To the best of our knowledge, this study is the first attempt to use IML to accurately estimate the extent to which focal operational features affect outpatient waiting times. The majority of previous studies that aim to understand operational situations and identify service improvements in healthcare were limited in accurately capturing the complex relationship between features and waiting times, primarily due to linearity assumption. Our study empirically reveals the necessity of considering a nonlinear relationship between waiting times and operational features in outpatient care services. By employing IML, we overcome the limitations of previous research, enabling a more precise estimation and interpretation of nonlinear relationships. Thus, our study contributes to filling this research gap that has not yet been addressed in healthcare service management. Moreover, this study represents a novel approach to employing asymmetric loss function and DAES for training of waiting time prediction model, specifically aimed at reducing both underestimation and excessive overestimation. Thus, our study also contributes to bridging the research gap by adapting patient-centered philosophies, which have been previously overlooked in the literature on outpatient waiting time prediction.

The methodological contribution and practical applicability of this study were validated through a case study on the importance estimation of operational features affecting the waiting times in the EM and NS departments’ outpatient services of one of the largest hospitals in South Korea. To highlight the practical contributions of our framework and provide concrete examples of its application, we present several valuable applications in the healthcare setting as follows: (Real-time patient notifications) One key application is the provision of real-time patient notifications. For instance, many patients have expressed frustration with not knowing how long they may need to wait for their consultations. Our case studies demonstrate that our methodology accurately predicts waiting times in 1-min units, providing a higher level of granularity compared with traditional 15- and 30-min units. Our approach also offers explanations for its prediction. Providing patients with precise updates about their consultation can enhance the overall patient experience, reducing anxiety and dissatisfaction. (Operations improvement) From the perspective of outpatient operations, our framework allows healthcare providers to better understand the factors contributing to longer waiting times. On the basis of the advantages of IML discussed earlier, we can identify the specific reasons behind extended waiting times. This knowledge allows for strategic interventions, such as adding extra nurses, to reduce waiting times or adjusting appointment schedules.
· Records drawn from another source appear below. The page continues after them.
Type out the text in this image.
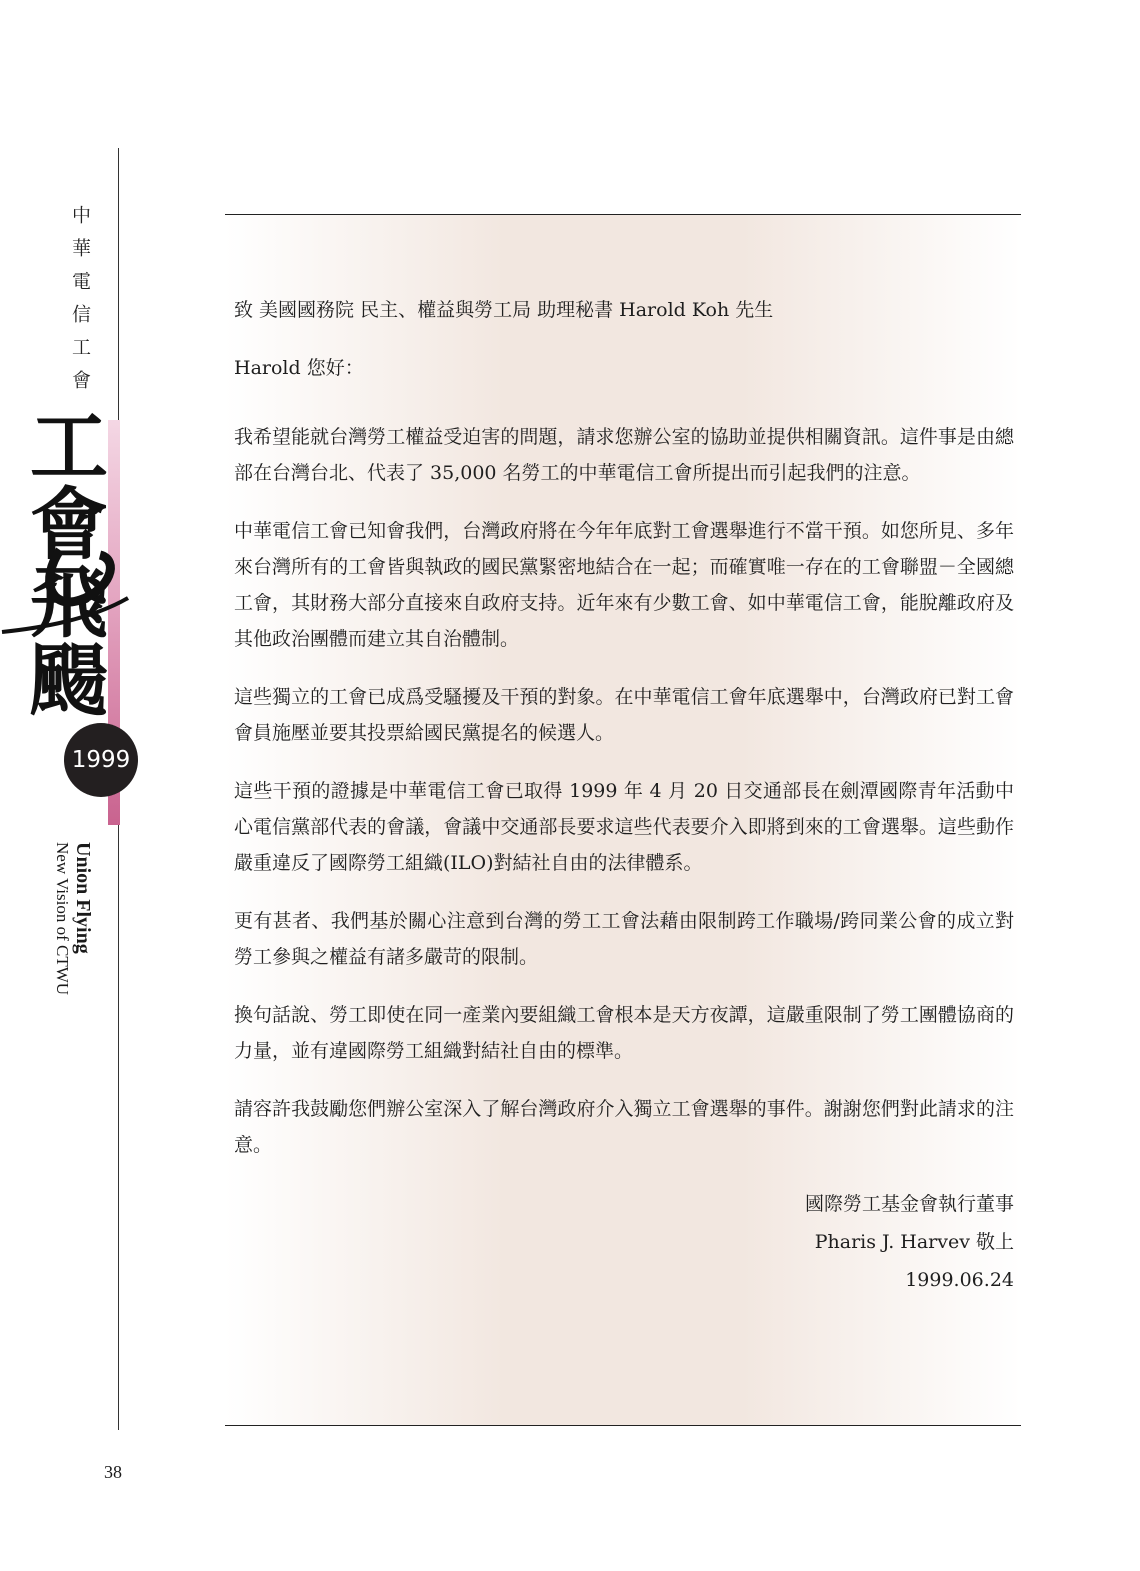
中華電信工會
工會飛颺
1999
Union Flying
New Vision of CTWU
38

致 美國國務院 民主、權益與勞工局 助理秘書 Harold Koh 先生

Harold 您好：

我希望能就台灣勞工權益受迫害的問題，請求您辦公室的協助並提供相關資訊。這件事是由總部在台灣台北、代表了 35,000 名勞工的中華電信工會所提出而引起我們的注意。

中華電信工會已知會我們，台灣政府將在今年年底對工會選舉進行不當干預。如您所見、多年來台灣所有的工會皆與執政的國民黨緊密地結合在一起；而確實唯一存在的工會聯盟－全國總工會，其財務大部分直接來自政府支持。近年來有少數工會、如中華電信工會，能脫離政府及其他政治團體而建立其自治體制。

這些獨立的工會已成爲受騷擾及干預的對象。在中華電信工會年底選舉中，台灣政府已對工會會員施壓並要其投票給國民黨提名的候選人。

這些干預的證據是中華電信工會已取得 1999 年 4 月 20 日交通部長在劍潭國際青年活動中心電信黨部代表的會議，會議中交通部長要求這些代表要介入即將到來的工會選舉。這些動作嚴重違反了國際勞工組織(ILO)對結社自由的法律體系。

更有甚者、我們基於關心注意到台灣的勞工工會法藉由限制跨工作職場/跨同業公會的成立對勞工參與之權益有諸多嚴苛的限制。

換句話說、勞工即使在同一產業內要組織工會根本是天方夜譚，這嚴重限制了勞工團體協商的力量，並有違國際勞工組織對結社自由的標準。

請容許我鼓勵您們辦公室深入了解台灣政府介入獨立工會選舉的事件。謝謝您們對此請求的注意。

國際勞工基金會執行董事
Pharis J. Harvev 敬上
1999.06.24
The ability to determine the causes of longer waiting times is a significant contribution to operational efficiency. (Minimizing patient dissatisfaction) Our research emphasizes the importance of minimizing potential patient dissatisfaction due to inaccurate predictions. By incorporating an asymmetric loss function and DAES into our model, we can reduce the effects of inaccurate predictions on patients. This not only enhances the patient experience but also reduces the risk of dissatisfaction, which can negatively affect the reputation of healthcare service providers. In conclusion, we believe the proposed framework will serve as a valuable tool for monitoring, managing, and enhancing hospital outpatient services.